Parecía imposible que alguien pudiera oírlo en medio del estrépito y los gritos de pavor. Pero muchos de sus hombres, aunque no estaban recuperados del todo de la Urtahitéi, se aceleraron también y corrieron a formar una piña alrededor de su emperador y general.

Las luces y los regueros de humo ocupaban ya todo el cielo. Varios bólidos más impactaron en las murallas de Mígranz, destrozándolas como si fuera un castillo de arena. Había cuerpos saltando por todas partes, con tal violencia que una mujer con los cabellos ardiendo se estrelló a apenas quince metros de Togul Barok, tras volar casi dos kilómetros desde las almenas.

Togul Barok comprendió que las estrellas no eran otra cosa que rocas incandescentes, como aquel fragmento del Cinturón de Zenort que se había estrellado en Trisia y había provocado esta guerra. Algunas se volatilizaban antes de llegar al suelo; otras, del tamaño de puños, caían sobre las tropas como proyectiles de asedio, sólo que a una velocidad infinitamente superior, tanto que ni siquiera se veían venir. A apenas unos pasos de Togul Barok, hubo un destello blanco y la cabeza de un hombre desapareció, salpicando de sangre y sesos a todos los que estaban alrededor.

Por sí solos, esos meteoritos podrían haber diezmado al ejército de Áinar como una letal descarga de arqueros celestiales. Pero entre aquellos miles de proyectiles volaban otras rocas más pesadas, algunas tan grandes como carromatos, que al estrellarse se fundían en cegadoras llamaradas y abrían enormes boquetes que devoraban a compañías enteras.

Y había fragmentos aún mayores. Uno de ellos, del tamaño de una casa de tres pisos, impactó en el centro de Mígranz con tal violencia que convirtió toda la fortaleza en una bola de fuego. Una monstruosa bofetada de aire caliente derribó a los hombres de la compañía Noche. Togul Barok aguantó de pie a duras penas, pero un instante después el suelo se sacudió a los lados y arriba y abajo, y ya le fue imposible mantener el equilibrio.

No veía nada. A su alrededor todo eran llamaradas, nubes de humo y de polvo, lluvia de tierra, de pavesas y de jirones de ropa ardiendo. Pero ahora estaba deslumbrado, el centro de su visión lo ocupaba la bola de luz que había terminado de destruir Mígranz y un zumbido en sus oídos amortiguaba el rugido de las explosiones.

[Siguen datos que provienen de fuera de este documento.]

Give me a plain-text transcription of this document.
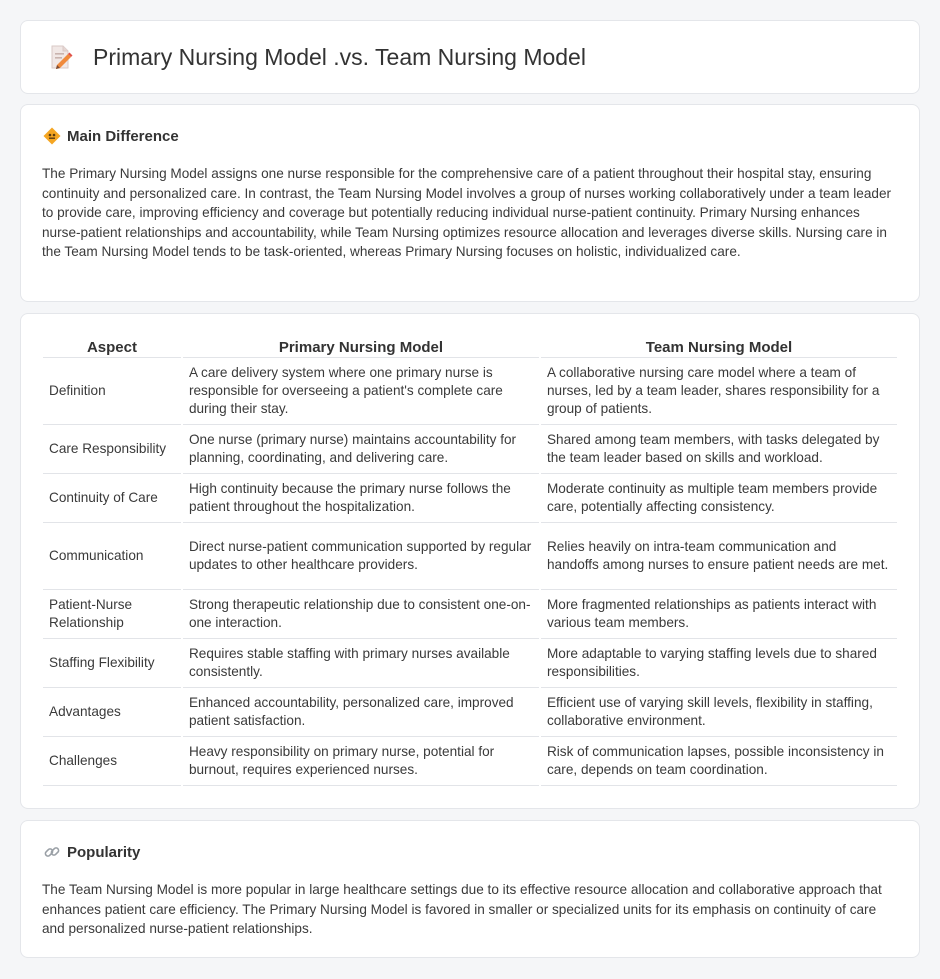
Primary Nursing Model .vs. Team Nursing Model
Main Difference

The Primary Nursing Model assigns one nurse responsible for the comprehensive care of a patient throughout their hospital stay, ensuring continuity and personalized care. In contrast, the Team Nursing Model involves a group of nurses working collaboratively under a team leader to provide care, improving efficiency and coverage but potentially reducing individual nurse-patient continuity. Primary Nursing enhances nurse-patient relationships and accountability, while Team Nursing optimizes resource allocation and leverages diverse skills. Nursing care in the Team Nursing Model tends to be task-oriented, whereas Primary Nursing focuses on holistic, individualized care.

Aspect	Primary Nursing Model	Team Nursing Model
Definition	A care delivery system where one primary nurse is responsible for overseeing a patient's complete care during their stay.	A collaborative nursing care model where a team of nurses, led by a team leader, shares responsibility for a group of patients.
Care Responsibility	One nurse (primary nurse) maintains accountability for planning, coordinating, and delivering care.	Shared among team members, with tasks delegated by the team leader based on skills and workload.
Continuity of Care	High continuity because the primary nurse follows the patient throughout the hospitalization.	Moderate continuity as multiple team members provide care, potentially affecting consistency.
Communication	Direct nurse-patient communication supported by regular updates to other healthcare providers.	Relies heavily on intra-team communication and handoffs among nurses to ensure patient needs are met.
Patient-Nurse Relationship	Strong therapeutic relationship due to consistent one-on-one interaction.	More fragmented relationships as patients interact with various team members.
Staffing Flexibility	Requires stable staffing with primary nurses available consistently.	More adaptable to varying staffing levels due to shared responsibilities.
Advantages	Enhanced accountability, personalized care, improved patient satisfaction.	Efficient use of varying skill levels, flexibility in staffing, collaborative environment.
Challenges	Heavy responsibility on primary nurse, potential for burnout, requires experienced nurses.	Risk of communication lapses, possible inconsistency in care, depends on team coordination.
Popularity

The Team Nursing Model is more popular in large healthcare settings due to its effective resource allocation and collaborative approach that enhances patient care efficiency. The Primary Nursing Model is favored in smaller or specialized units for its emphasis on continuity of care and personalized nurse-patient relationships.
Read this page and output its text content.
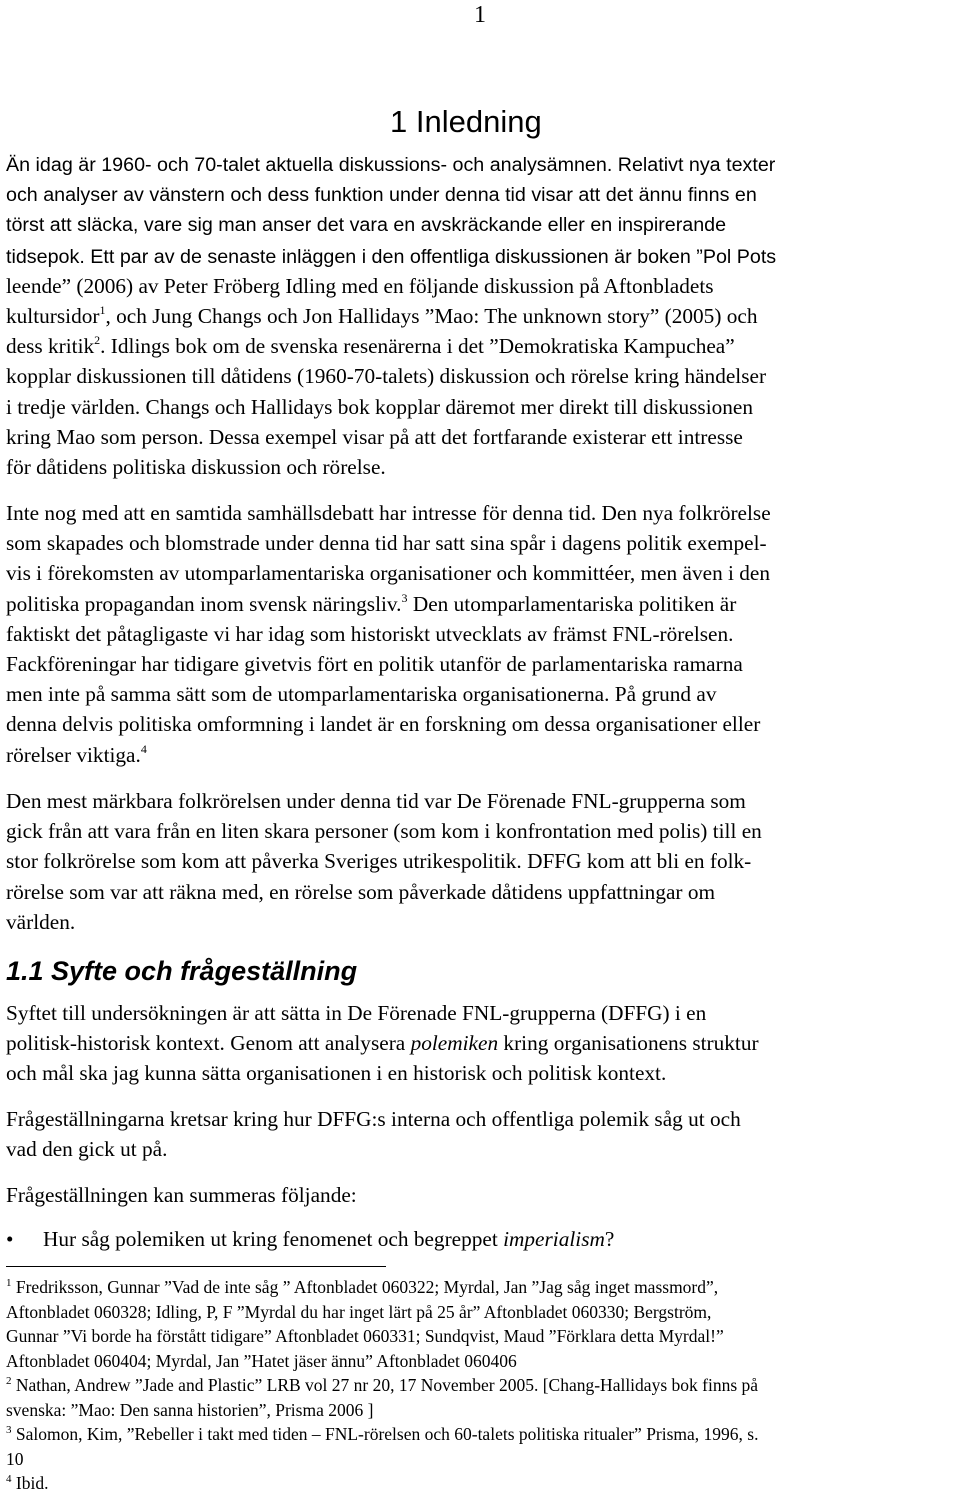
1
1 Inledning
Än idag är 1960- och 70-talet aktuella diskussions- och analysämnen. Relativt nya texter
och analyser av vänstern och dess funktion under denna tid visar att det ännu finns en
törst att släcka, vare sig man anser det vara en avskräckande eller en inspirerande
tidsepok. Ett par av de senaste inläggen i den offentliga diskussionen är boken ”Pol Pots
leende” (2006) av Peter Fröberg Idling med en följande diskussion på Aftonbladets
kultursidor$^1$, och Jung Changs och Jon Hallidays ”Mao: The unknown story” (2005) och
dess kritik$^2$. Idlings bok om de svenska resenärerna i det ”Demokratiska Kampuchea”
kopplar diskussionen till dåtidens (1960-70-talets) diskussion och rörelse kring händelser
i tredje världen. Changs och Hallidays bok kopplar däremot mer direkt till diskussionen
kring Mao som person. Dessa exempel visar på att det fortfarande existerar ett intresse
för dåtidens politiska diskussion och rörelse.
Inte nog med att en samtida samhällsdebatt har intresse för denna tid. Den nya folkrörelse
som skapades och blomstrade under denna tid har satt sina spår i dagens politik exempel-
vis i förekomsten av utomparlamentariska organisationer och kommittéer, men även i den
politiska propagandan inom svensk näringsliv.$^3$ Den utomparlamentariska politiken är
faktiskt det påtagligaste vi har idag som historiskt utvecklats av främst FNL-rörelsen.
Fackföreningar har tidigare givetvis fört en politik utanför de parlamentariska ramarna
men inte på samma sätt som de utomparlamentariska organisationerna. På grund av
denna delvis politiska omformning i landet är en forskning om dessa organisationer eller
rörelser viktiga.$^4$
Den mest märkbara folkrörelsen under denna tid var De Förenade FNL-grupperna som
gick från att vara från en liten skara personer (som kom i konfrontation med polis) till en
stor folkrörelse som kom att påverka Sveriges utrikespolitik. DFFG kom att bli en folk-
rörelse som var att räkna med, en rörelse som påverkade dåtidens uppfattningar om
världen.
1.1 Syfte och frågeställning
Syftet till undersökningen är att sätta in De Förenade FNL-grupperna (DFFG) i en
politisk-historisk kontext. Genom att analysera polemiken kring organisationens struktur
och mål ska jag kunna sätta organisationen i en historisk och politisk kontext.
Frågeställningarna kretsar kring hur DFFG:s interna och offentliga polemik såg ut och
vad den gick ut på.
Frågeställningen kan summeras följande:
• Hur såg polemiken ut kring fenomenet och begreppet imperialism?
$^1$ Fredriksson, Gunnar ”Vad de inte såg ” Aftonbladet 060322; Myrdal, Jan ”Jag såg inget massmord”,
Aftonbladet 060328; Idling, P, F ”Myrdal du har inget lärt på 25 år” Aftonbladet 060330; Bergström,
Gunnar ”Vi borde ha förstått tidigare” Aftonbladet 060331; Sundqvist, Maud ”Förklara detta Myrdal!”
Aftonbladet 060404; Myrdal, Jan ”Hatet jäser ännu” Aftonbladet 060406
$^2$ Nathan, Andrew ”Jade and Plastic” LRB vol 27 nr 20, 17 November 2005. [Chang-Hallidays bok finns på
svenska: ”Mao: Den sanna historien”, Prisma 2006 ]
$^3$ Salomon, Kim, ”Rebeller i takt med tiden – FNL-rörelsen och 60-talets politiska ritualer” Prisma, 1996, s.
10
$^4$ Ibid.
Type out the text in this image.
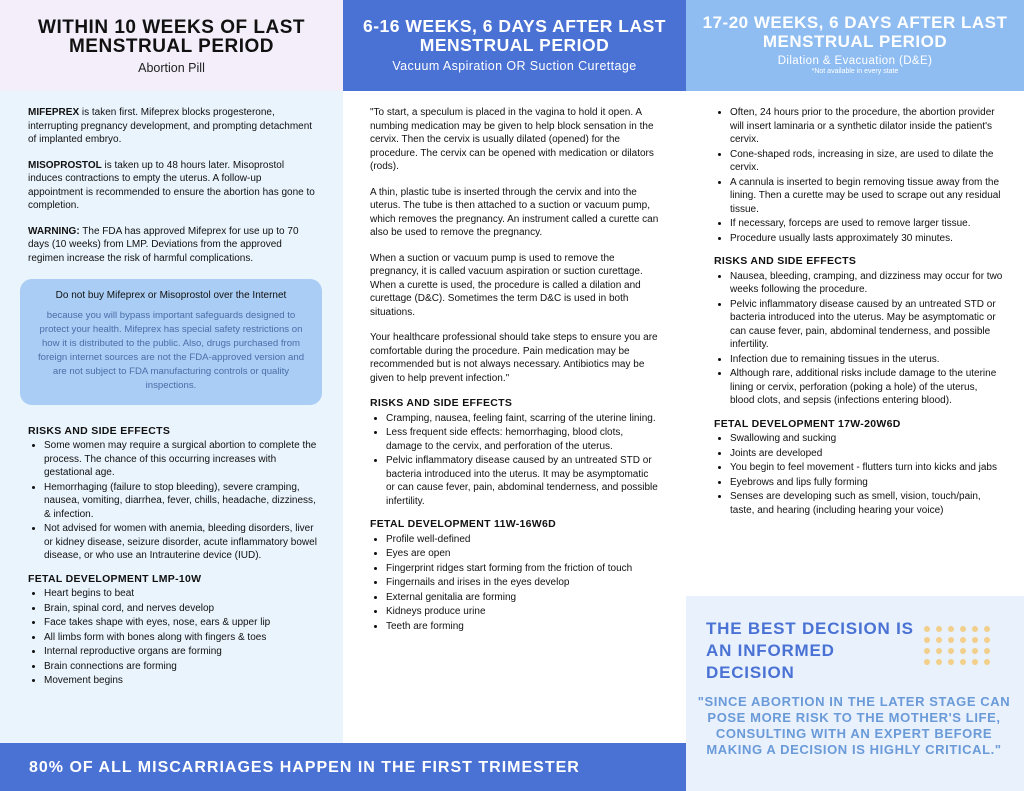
WITHIN 10 WEEKS OF LAST MENSTRUAL PERIOD
Abortion Pill

MIFEPREX is taken first. Mifeprex blocks progesterone, interrupting pregnancy development, and prompting detachment of implanted embryo.

MISOPROSTOL is taken up to 48 hours later. Misoprostol induces contractions to empty the uterus. A follow-up appointment is recommended to ensure the abortion has gone to completion.

WARNING: The FDA has approved Mifeprex for use up to 70 days (10 weeks) from LMP. Deviations from the approved regimen increase the risk of harmful complications.

Do not buy Mifeprex or Misoprostol over the Internet
because you will bypass important safeguards designed to protect your health. Mifeprex has special safety restrictions on how it is distributed to the public. Also, drugs purchased from foreign internet sources are not the FDA-approved version and are not subject to FDA manufacturing controls or quality inspections.
RISKS AND SIDE EFFECTS
• Some women may require a surgical abortion to complete the process. The chance of this occurring increases with gestational age.
• Hemorrhaging (failure to stop bleeding), severe cramping, nausea, vomiting, diarrhea, fever, chills, headache, dizziness, & infection.
• Not advised for women with anemia, bleeding disorders, liver or kidney disease, seizure disorder, acute inflammatory bowel disease, or who use an Intrauterine device (IUD).
FETAL DEVELOPMENT LMP-10W
• Heart begins to beat
• Brain, spinal cord, and nerves develop
• Face takes shape with eyes, nose, ears & upper lip
• All limbs form with bones along with fingers & toes
• Internal reproductive organs are forming
• Brain connections are forming
• Movement begins
6-16 WEEKS, 6 DAYS AFTER LAST MENSTRUAL PERIOD
Vacuum Aspiration OR Suction Curettage

"To start, a speculum is placed in the vagina to hold it open. A numbing medication may be given to help block sensation in the cervix. Then the cervix is usually dilated (opened) for the procedure. The cervix can be opened with medication or dilators (rods).

A thin, plastic tube is inserted through the cervix and into the uterus. The tube is then attached to a suction or vacuum pump, which removes the pregnancy. An instrument called a curette can also be used to remove the pregnancy.

When a suction or vacuum pump is used to remove the pregnancy, it is called vacuum aspiration or suction curettage. When a curette is used, the procedure is called a dilation and curettage (D&C). Sometimes the term D&C is used in both situations.

Your healthcare professional should take steps to ensure you are comfortable during the procedure. Pain medication may be recommended but is not always necessary. Antibiotics may be given to help prevent infection."

RISKS AND SIDE EFFECTS
• Cramping, nausea, feeling faint, scarring of the uterine lining.
• Less frequent side effects: hemorrhaging, blood clots, damage to the cervix, and perforation of the uterus.
• Pelvic inflammatory disease caused by an untreated STD or bacteria introduced into the uterus. It may be asymptomatic or can cause fever, pain, abdominal tenderness, and possible infertility.
FETAL DEVELOPMENT 11W-16W6D
• Profile well-defined
• Eyes are open
• Fingerprint ridges start forming from the friction of touch
• Fingernails and irises in the eyes develop
• External genitalia are forming
• Kidneys produce urine
• Teeth are forming
17-20 WEEKS, 6 DAYS AFTER LAST MENSTRUAL PERIOD
Dilation & Evacuation (D&E)
*Not available in every state
• Often, 24 hours prior to the procedure, the abortion provider will insert laminaria or a synthetic dilator inside the patient's cervix.
• Cone-shaped rods, increasing in size, are used to dilate the cervix.
• A cannula is inserted to begin removing tissue away from the lining. Then a curette may be used to scrape out any residual tissue.
• If necessary, forceps are used to remove larger tissue.
• Procedure usually lasts approximately 30 minutes.
RISKS AND SIDE EFFECTS
• Nausea, bleeding, cramping, and dizziness may occur for two weeks following the procedure.
• Pelvic inflammatory disease caused by an untreated STD or bacteria introduced into the uterus. May be asymptomatic or can cause fever, pain, abdominal tenderness, and possible infertility.
• Infection due to remaining tissues in the uterus.
• Although rare, additional risks include damage to the uterine lining or cervix, perforation (poking a hole) of the uterus, blood clots, and sepsis (infections entering blood).
FETAL DEVELOPMENT 17W-20W6D
• Swallowing and sucking
• Joints are developed
• You begin to feel movement - flutters turn into kicks and jabs
• Eyebrows and lips fully forming
• Senses are developing such as smell, vision, touch/pain, taste, and hearing (including hearing your voice)
THE BEST DECISION IS AN INFORMED DECISION
"SINCE ABORTION IN THE LATER STAGE CAN POSE MORE RISK TO THE MOTHER'S LIFE, CONSULTING WITH AN EXPERT BEFORE MAKING A DECISION IS HIGHLY CRITICAL."
80% OF ALL MISCARRIAGES HAPPEN IN THE FIRST TRIMESTER
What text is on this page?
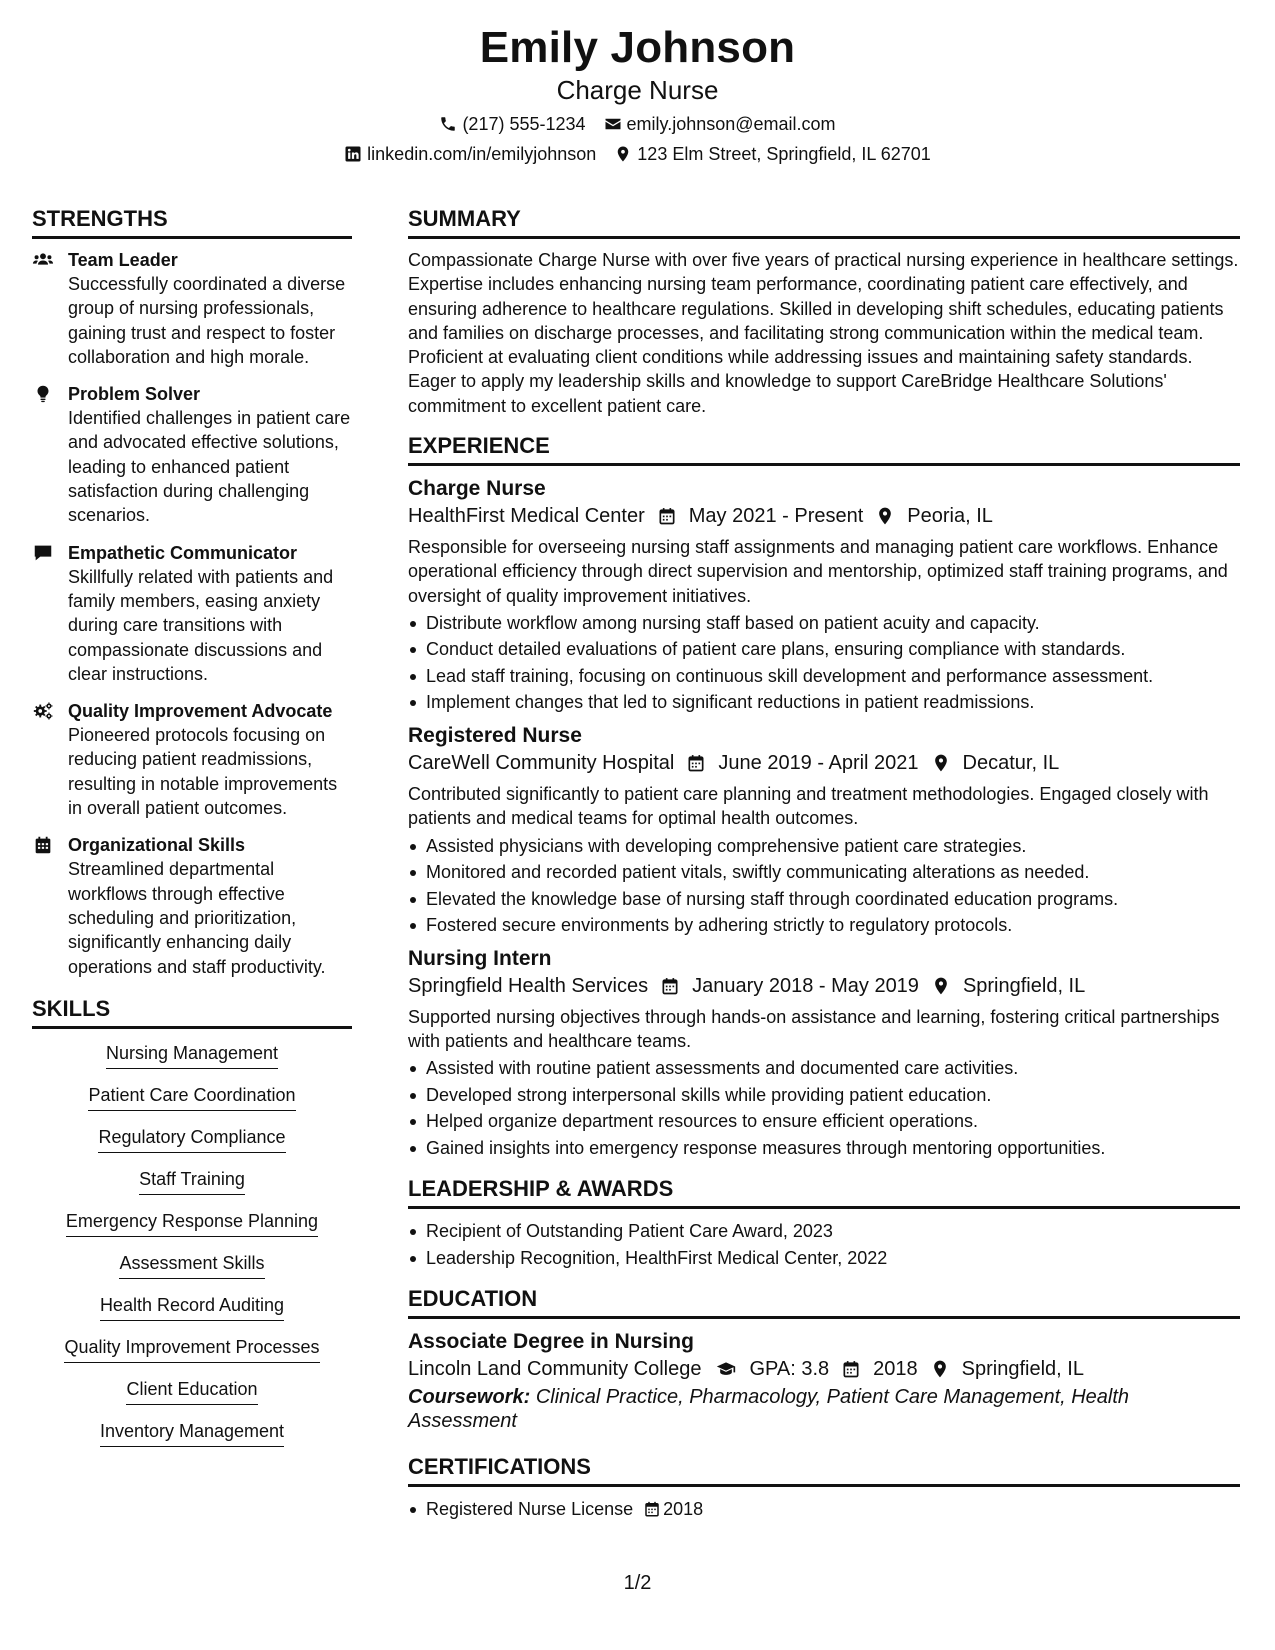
Emily Johnson
Charge Nurse
(217) 555-1234 emily.johnson@email.com
linkedin.com/in/emilyjohnson 123 Elm Street, Springfield, IL 62701
STRENGTHS
Team Leader
Successfully coordinated a diverse group of nursing professionals, gaining trust and respect to foster collaboration and high morale.
Problem Solver
Identified challenges in patient care and advocated effective solutions, leading to enhanced patient satisfaction during challenging scenarios.
Empathetic Communicator
Skillfully related with patients and family members, easing anxiety during care transitions with compassionate discussions and clear instructions.
Quality Improvement Advocate
Pioneered protocols focusing on reducing patient readmissions, resulting in notable improvements in overall patient outcomes.
Organizational Skills
Streamlined departmental workflows through effective scheduling and prioritization, significantly enhancing daily operations and staff productivity.
SKILLS
Nursing Management
Patient Care Coordination
Regulatory Compliance
Staff Training
Emergency Response Planning
Assessment Skills
Health Record Auditing
Quality Improvement Processes
Client Education
Inventory Management
SUMMARY
Compassionate Charge Nurse with over five years of practical nursing experience in healthcare settings. Expertise includes enhancing nursing team performance, coordinating patient care effectively, and ensuring adherence to healthcare regulations. Skilled in developing shift schedules, educating patients and families on discharge processes, and facilitating strong communication within the medical team. Proficient at evaluating client conditions while addressing issues and maintaining safety standards. Eager to apply my leadership skills and knowledge to support CareBridge Healthcare Solutions' commitment to excellent patient care.
EXPERIENCE
Charge Nurse
HealthFirst Medical Center May 2021 - Present Peoria, IL
Responsible for overseeing nursing staff assignments and managing patient care workflows. Enhance operational efficiency through direct supervision and mentorship, optimized staff training programs, and oversight of quality improvement initiatives.
Distribute workflow among nursing staff based on patient acuity and capacity.
Conduct detailed evaluations of patient care plans, ensuring compliance with standards.
Lead staff training, focusing on continuous skill development and performance assessment.
Implement changes that led to significant reductions in patient readmissions.
Registered Nurse
CareWell Community Hospital June 2019 - April 2021 Decatur, IL
Contributed significantly to patient care planning and treatment methodologies. Engaged closely with patients and medical teams for optimal health outcomes.
Assisted physicians with developing comprehensive patient care strategies.
Monitored and recorded patient vitals, swiftly communicating alterations as needed.
Elevated the knowledge base of nursing staff through coordinated education programs.
Fostered secure environments by adhering strictly to regulatory protocols.
Nursing Intern
Springfield Health Services January 2018 - May 2019 Springfield, IL
Supported nursing objectives through hands-on assistance and learning, fostering critical partnerships with patients and healthcare teams.
Assisted with routine patient assessments and documented care activities.
Developed strong interpersonal skills while providing patient education.
Helped organize department resources to ensure efficient operations.
Gained insights into emergency response measures through mentoring opportunities.
LEADERSHIP & AWARDS
Recipient of Outstanding Patient Care Award, 2023
Leadership Recognition, HealthFirst Medical Center, 2022
EDUCATION
Associate Degree in Nursing
Lincoln Land Community College GPA: 3.8 2018 Springfield, IL
Coursework: Clinical Practice, Pharmacology, Patient Care Management, Health Assessment
CERTIFICATIONS
Registered Nurse License 2018
1/2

Comprendió que era cuestión de segundos que lo alcanzara un proyectil de piedra, o que uno de los meteoritos mayores lo vaporizara junto con su compañía y lo convirtiera en menos que un recuerdo.

Pese a las sacudidas del suelo, logró ponerse de rodillas. Trató de agarrar la lanza por el asta para tirar de ella y sacarla de las anillas que la unían al espaldar de su coraza, pero estaba tan nervioso que las manos no le respondían y se hizo un corte en la palma con el filo.


Sodse hemás
! —gritó, aferrándola en ambas manos y levantándola sobre su cabeza.

Una fina línea negra brotó de la moharra. Tras subir unos cuatro metros, se abrió en el aire como un surtidor y empezó a formar una cúpula de cristal.

Togul Barok contuvo el aliento. La cúpula se había cerrado sobre ellos, llegando hasta el suelo. Muchos de los miembros de la compañía quedaron encerrados en su interior, pero a algunos, los que estaban más cerca del perímetro exterior, la caída de aquella pantalla de cristal les mutiló un brazo o un pie, y hubo varios a los que partió por la mitad.

El estrépito ensordecedor de la catástrofe había desaparecido. Dentro de la cúpula, junto al zumbido de sus tímpanos, Togul Barok pudo oír los jadeos de sus hombres e incluso los latidos de su corazón. Comprendiendo que no era necesario seguir en Tahitéi, se desaceleró y ordenó a sus hombres que hicieran lo mismo.